CDその59 Handel / Messiah (Christophers)
カテゴリ: English Music
タイトル: Handel / Messiah
演奏団体: Harry Christopers / The Sixteen
Trumpet: Robert Farley
Christopher Pigram
共 演 : Christopher Purves (Bass)
録音年月: 2007.11
レーベル: Coro COR16062
収録曲目: Glory to God
Hallelujah!
The trumpet shall sound
Worthy is the Lamb...Amen
コメント: メサイアはハレルヤやアーメンコーラスみたいな大編成で華やかな曲とトランペットシャルサウンドのようにアンサンブル的な曲とがあって、それぞれにトランペットに求められる役割は異なると思っている。
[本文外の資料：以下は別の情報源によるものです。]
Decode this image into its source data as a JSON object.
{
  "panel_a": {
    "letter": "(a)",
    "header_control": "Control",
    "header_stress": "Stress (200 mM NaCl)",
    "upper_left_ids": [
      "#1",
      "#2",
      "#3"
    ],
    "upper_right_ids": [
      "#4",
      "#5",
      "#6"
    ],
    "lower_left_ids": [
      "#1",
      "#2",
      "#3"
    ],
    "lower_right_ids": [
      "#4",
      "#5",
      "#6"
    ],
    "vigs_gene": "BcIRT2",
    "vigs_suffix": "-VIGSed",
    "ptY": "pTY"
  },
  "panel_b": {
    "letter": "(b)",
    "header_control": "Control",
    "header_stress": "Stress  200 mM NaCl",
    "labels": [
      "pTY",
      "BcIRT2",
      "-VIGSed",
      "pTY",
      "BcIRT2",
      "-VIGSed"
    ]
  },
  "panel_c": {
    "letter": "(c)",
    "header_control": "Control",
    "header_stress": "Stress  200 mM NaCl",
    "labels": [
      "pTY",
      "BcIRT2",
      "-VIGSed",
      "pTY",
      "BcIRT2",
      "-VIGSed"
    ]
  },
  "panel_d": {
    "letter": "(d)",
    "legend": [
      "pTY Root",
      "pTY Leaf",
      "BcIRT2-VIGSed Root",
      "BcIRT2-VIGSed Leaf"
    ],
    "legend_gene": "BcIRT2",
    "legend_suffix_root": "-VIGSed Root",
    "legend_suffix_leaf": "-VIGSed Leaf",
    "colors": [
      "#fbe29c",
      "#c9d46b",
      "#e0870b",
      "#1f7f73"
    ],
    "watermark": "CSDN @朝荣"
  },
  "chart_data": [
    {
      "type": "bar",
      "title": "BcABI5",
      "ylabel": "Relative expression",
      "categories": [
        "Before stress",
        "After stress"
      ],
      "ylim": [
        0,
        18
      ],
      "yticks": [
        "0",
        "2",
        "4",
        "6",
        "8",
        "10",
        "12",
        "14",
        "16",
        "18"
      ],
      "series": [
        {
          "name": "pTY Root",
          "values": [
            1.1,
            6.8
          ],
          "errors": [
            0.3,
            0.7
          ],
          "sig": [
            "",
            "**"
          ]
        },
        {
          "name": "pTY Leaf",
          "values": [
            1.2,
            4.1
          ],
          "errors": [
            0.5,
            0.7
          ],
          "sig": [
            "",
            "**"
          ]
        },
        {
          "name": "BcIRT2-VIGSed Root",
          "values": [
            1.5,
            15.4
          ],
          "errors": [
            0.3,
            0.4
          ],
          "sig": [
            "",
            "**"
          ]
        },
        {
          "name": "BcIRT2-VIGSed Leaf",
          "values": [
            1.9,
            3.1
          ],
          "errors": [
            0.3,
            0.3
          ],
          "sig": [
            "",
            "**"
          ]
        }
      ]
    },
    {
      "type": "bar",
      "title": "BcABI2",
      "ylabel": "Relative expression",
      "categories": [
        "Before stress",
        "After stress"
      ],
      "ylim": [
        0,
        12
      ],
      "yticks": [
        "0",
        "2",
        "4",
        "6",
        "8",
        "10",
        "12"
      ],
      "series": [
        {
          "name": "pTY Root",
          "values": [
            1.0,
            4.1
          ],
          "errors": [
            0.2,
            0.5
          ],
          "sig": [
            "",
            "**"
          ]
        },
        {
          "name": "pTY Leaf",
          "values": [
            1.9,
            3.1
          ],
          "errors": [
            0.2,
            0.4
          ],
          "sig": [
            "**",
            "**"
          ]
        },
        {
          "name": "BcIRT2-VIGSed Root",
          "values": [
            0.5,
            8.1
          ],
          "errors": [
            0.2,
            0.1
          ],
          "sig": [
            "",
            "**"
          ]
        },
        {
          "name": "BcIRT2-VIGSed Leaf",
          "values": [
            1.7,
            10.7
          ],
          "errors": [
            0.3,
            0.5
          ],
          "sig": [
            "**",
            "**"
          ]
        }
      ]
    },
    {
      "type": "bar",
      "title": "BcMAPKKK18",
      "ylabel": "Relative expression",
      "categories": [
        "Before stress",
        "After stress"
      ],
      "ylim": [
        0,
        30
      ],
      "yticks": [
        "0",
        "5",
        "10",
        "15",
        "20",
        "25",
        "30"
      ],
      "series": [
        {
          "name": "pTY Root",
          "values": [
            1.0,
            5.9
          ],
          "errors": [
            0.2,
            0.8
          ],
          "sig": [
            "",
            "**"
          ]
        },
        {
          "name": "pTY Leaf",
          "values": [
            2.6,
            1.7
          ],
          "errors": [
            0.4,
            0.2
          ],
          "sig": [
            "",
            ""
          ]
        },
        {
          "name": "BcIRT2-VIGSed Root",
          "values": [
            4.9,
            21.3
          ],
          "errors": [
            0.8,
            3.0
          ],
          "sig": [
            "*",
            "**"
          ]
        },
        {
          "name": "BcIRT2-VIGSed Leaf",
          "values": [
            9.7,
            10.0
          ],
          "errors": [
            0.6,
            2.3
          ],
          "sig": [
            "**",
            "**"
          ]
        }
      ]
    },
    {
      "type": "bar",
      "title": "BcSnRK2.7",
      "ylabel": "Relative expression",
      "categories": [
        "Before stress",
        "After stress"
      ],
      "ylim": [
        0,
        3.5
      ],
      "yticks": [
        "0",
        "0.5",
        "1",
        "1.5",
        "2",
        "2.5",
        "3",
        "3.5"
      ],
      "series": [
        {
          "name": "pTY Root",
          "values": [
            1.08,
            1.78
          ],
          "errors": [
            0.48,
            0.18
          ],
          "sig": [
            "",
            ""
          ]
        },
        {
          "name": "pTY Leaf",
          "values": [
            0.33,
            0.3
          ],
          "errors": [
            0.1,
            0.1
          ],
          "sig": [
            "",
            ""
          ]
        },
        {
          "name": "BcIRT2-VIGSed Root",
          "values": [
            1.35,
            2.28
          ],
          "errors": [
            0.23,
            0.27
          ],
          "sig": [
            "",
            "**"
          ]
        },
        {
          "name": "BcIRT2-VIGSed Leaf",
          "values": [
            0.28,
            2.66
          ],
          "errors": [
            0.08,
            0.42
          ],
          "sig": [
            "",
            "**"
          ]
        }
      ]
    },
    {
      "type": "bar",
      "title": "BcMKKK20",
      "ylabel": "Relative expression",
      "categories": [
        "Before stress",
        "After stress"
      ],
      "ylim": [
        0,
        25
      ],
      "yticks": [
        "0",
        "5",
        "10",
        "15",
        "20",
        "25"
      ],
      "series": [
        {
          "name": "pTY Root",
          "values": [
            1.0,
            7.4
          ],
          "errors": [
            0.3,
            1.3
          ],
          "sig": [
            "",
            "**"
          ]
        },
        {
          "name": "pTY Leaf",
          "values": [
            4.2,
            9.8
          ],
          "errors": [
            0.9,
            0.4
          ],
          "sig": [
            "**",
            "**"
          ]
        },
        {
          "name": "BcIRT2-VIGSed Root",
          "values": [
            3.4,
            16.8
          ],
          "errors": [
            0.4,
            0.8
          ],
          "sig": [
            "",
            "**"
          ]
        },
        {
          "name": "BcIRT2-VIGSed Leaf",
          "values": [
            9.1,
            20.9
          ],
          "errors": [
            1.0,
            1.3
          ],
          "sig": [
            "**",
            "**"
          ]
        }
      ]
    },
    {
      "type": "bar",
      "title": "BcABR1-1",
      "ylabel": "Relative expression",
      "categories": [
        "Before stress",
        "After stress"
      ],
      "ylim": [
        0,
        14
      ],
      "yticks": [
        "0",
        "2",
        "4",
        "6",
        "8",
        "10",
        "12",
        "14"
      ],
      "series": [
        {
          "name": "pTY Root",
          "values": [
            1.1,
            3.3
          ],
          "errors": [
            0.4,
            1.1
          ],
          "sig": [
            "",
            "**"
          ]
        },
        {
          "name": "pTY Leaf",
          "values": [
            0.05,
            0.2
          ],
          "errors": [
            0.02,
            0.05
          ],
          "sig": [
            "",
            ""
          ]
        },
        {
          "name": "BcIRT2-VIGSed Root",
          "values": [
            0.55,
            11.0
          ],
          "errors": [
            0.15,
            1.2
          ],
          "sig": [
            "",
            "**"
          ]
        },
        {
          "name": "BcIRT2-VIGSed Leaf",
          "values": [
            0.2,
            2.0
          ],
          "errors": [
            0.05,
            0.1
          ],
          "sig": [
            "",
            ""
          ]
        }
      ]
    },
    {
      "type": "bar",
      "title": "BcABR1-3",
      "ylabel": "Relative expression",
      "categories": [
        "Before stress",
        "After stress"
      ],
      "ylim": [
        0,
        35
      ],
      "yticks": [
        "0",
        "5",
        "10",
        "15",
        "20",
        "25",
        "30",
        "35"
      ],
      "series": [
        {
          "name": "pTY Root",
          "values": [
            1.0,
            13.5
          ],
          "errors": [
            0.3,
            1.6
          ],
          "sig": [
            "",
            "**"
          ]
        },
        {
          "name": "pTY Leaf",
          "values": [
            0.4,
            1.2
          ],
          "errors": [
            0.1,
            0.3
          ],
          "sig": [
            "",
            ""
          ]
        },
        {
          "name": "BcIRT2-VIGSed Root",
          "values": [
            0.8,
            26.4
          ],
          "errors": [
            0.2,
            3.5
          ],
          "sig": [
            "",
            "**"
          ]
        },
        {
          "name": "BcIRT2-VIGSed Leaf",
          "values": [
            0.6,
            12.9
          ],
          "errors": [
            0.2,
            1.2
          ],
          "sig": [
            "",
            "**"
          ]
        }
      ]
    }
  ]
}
アンサンブルはソロとの掛け合いや自分のうたをいかに聴かせるかという面が強いのに対し、大編成は(他のCDレビューにも書いたように)合唱と共にあるのが望ましいと思う。つまりwith the choir であってon the choirじゃないということだね。そういう見方からすると、このシックスティーンの演奏は、アンサンブル曲において見事だけれども合唱曲において失格ということになっちゃう。CDで聴いてこのバランスだとすると多分ライブではもっとトランペットが全体をドミナントするんじゃないかと余計な懸念をしてしまう。多分にそれは奏者のイメージの問題であると同時に(数ある僕の偏見のうちのひとつだと思うが)イギリスの奏者にはモダンのマウスピースを使う人が多いことに起因するんじゃなかろうか。ある意味音色が命とも言えるバロック/ナチュラルトランペットにおいては、マウスピースの選択はそこを左右する重大なポイントだと僕は思っている。
一方、トランペットシャルサウンドはバランスといい、フレーズのうたいかたといい、適度な装飾の付け方といい、文句なく素晴らしい演奏だと思う。